Die Eigenheit des Vergangenen wird auf diese Weise gemildert oder instrumentalisiert. Das Vergangene wird entweder dem Gegenwärtigen anverwandelt oder bietet eine Negativfolie für die Erneuerung klassischer Bildungs- und überzeitlicher Literaturideale. Dieses Verfahren ist durchaus charakteristisch – nicht nur für die Gründungszeit des Faches. Zugespitzt ließe sich behaupten, die Geschichte der Altgermanistik sei über weite Strecken eine Geschichte der Aufhebung der Eigenheit ihres Gegenstandes.

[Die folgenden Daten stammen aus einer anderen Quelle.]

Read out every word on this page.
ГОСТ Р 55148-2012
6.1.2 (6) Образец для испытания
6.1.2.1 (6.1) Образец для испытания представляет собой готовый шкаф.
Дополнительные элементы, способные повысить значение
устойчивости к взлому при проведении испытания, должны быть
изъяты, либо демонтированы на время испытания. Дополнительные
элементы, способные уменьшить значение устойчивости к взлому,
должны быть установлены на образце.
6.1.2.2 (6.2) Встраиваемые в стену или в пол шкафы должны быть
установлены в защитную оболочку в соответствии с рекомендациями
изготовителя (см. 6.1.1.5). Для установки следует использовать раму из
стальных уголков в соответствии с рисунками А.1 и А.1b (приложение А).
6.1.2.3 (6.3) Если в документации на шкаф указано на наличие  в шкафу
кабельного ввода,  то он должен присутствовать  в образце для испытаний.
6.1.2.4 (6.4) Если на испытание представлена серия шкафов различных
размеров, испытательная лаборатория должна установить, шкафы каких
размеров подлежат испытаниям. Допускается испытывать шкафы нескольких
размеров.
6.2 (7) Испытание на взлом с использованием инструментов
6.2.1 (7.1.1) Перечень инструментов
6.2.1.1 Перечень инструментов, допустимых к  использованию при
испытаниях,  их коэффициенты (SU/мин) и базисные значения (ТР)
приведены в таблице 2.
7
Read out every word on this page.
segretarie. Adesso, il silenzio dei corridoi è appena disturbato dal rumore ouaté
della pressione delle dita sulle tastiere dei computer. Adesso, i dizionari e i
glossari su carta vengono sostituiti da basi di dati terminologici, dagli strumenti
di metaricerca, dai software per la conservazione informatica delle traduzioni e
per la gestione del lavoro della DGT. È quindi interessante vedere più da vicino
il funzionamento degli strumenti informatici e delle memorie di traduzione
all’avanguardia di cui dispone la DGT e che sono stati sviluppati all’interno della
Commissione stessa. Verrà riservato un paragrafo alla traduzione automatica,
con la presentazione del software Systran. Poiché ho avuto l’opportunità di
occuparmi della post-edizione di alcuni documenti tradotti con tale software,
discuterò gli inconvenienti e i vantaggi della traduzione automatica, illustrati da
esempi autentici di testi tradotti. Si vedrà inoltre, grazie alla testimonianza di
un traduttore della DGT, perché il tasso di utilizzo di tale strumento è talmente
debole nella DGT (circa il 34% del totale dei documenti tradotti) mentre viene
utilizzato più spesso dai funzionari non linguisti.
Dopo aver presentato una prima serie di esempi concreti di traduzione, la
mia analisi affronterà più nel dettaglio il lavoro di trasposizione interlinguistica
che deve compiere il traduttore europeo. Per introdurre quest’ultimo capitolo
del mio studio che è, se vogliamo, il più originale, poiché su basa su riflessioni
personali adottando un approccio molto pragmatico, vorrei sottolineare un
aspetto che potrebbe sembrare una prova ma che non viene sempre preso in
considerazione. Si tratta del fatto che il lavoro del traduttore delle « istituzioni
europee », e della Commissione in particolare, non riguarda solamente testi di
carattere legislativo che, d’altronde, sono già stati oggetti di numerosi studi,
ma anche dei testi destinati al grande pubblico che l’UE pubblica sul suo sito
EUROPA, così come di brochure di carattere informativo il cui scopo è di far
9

Aufhebung zum Beispiel durch Patriotismus, der in der Vergangenheit eine Identifikations- und Projektionsfläche für die Gegenwart suchte, oder durch Positivismus, der sich auf Fragen von Textkritik und Sprachanalyse, Quellenforschung und Motivgeschichte beschränkte. Ausnahmen bestätigen die Regel. Als Clemens Lugowski 1932 seine Abhandlung über Die Form der Individualität im Roman vorlegte, stand er fast allein. Kaum zufällig hielt er sich, um die Eigenheit mittelalterlichen Erzählens zu charakterisieren, an einen Philosophen, den Neukantianer Ernst Cassirer. Dessen Mythoskonzept sollte es ermöglichen, epische Welten nicht im Blick auf aktuelle Lebensverhältnisse zu beschreiben, sondern in ihrer Künstlichkeit, das heißt in der historischen Eigentümlichkeit nichtkausaler Motivationen, nicht-psychologischer Begründungen und nicht-individueller Verhaltensweisen.[8]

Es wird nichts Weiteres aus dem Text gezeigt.